Experimental Evaluation

The authors evaluated the proposed approach using multiple datasets, demonstrating impressive results:

Video Object Segmentation (DAVIS-2017): Achieved competitive performance on instance mask propagation tasks, significantly outperforming other self-supervised methods.
Keypoint Tracking (JHMDB): Excellent results were reported in keypoint propagation tasks, closely matching supervised models trained on ImageNet in accuracy.
Semantic and Instance Propagation (VIP): The model was evaluated on longer-form videos, achieving commendable mIoU and instance-level accuracy.

Implications and Future Directions

The paper's approach provides a robust framework for learning visual correspondences without manual annotations, paving the way for large-scale video understanding in unconstrained settings.
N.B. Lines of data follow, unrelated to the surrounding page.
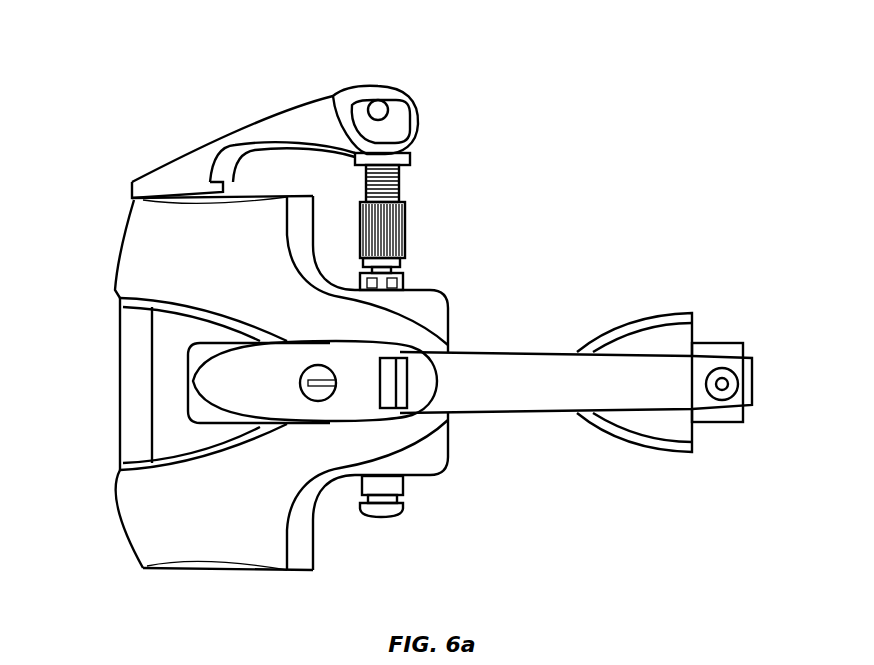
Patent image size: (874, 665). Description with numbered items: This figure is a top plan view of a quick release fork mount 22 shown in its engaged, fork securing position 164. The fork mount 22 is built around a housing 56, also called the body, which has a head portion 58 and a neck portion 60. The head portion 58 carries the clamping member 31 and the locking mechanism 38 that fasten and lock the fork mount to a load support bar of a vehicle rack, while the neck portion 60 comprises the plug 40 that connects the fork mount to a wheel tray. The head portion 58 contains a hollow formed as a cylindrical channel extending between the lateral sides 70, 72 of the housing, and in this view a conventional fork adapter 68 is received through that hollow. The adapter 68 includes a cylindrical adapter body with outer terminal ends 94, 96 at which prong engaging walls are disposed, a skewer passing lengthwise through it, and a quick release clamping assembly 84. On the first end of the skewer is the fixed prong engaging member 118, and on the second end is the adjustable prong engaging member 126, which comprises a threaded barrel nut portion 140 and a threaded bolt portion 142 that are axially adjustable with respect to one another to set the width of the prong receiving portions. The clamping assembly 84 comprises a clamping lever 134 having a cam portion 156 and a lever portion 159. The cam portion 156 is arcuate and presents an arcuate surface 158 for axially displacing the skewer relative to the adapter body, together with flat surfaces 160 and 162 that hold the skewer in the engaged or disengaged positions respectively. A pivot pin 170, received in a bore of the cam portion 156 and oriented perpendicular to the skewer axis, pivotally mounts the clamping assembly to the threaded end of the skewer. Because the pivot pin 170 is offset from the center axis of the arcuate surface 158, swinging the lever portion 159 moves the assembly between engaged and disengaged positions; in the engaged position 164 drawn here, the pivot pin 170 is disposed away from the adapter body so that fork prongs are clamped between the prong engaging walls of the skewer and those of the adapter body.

The fork mount 22 is at (220, 262).
The clamping member 31 is at (222, 380).
The locking mechanism 38 is at (335, 371).
The plug 40 is at (678, 340).
The housing 56 is at (213, 224).
The head portion 58 is at (102, 228).
The neck portion 60 is at (557, 438).
The conventional fork adapter 68 is at (478, 142).
The lateral side 70 is at (418, 477).
The lateral side 72 is at (403, 290).
The quick release clamping assembly 84 is at (246, 112).
The outer terminal end 94 is at (398, 515).
The outer terminal end 96 is at (402, 269).
The fixed prong engaging member 118 is at (382, 518).
The adjustable prong engaging member 126 is at (404, 213).
The clamping lever 134 is at (223, 137).
The threaded barrel nut portion 140 is at (388, 248).
The threaded bolt portion 142 is at (400, 184).
The cam portion 156 is at (418, 87).
The arcuate surface 158 is at (420, 127).
The lever portion 159 is at (142, 162).
The flat surface 160 is at (353, 160).
The flat surface 162 is at (360, 90).
The engaged position 164 is at (222, 103).
The pivot pin 170 is at (381, 103).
Potential future developments could involve enhancing the model to better handle occlusions and employing improved patch selection strategies during training. Moreover, extending the methodology to exploit additional modalities, such as audio, could offer enriched representations, benefiting broader areas of video analysis.

The framework holds promise for advancing unsupervised learning paradigms and could contribute significantly to developments in areas requiring temporal visual coherence, including augmented reality and autonomous vehicle perception systems. The results highlight the latent potential in leveraging vast amounts of unlabeled video data, which may increasingly become a staple in AI research and application.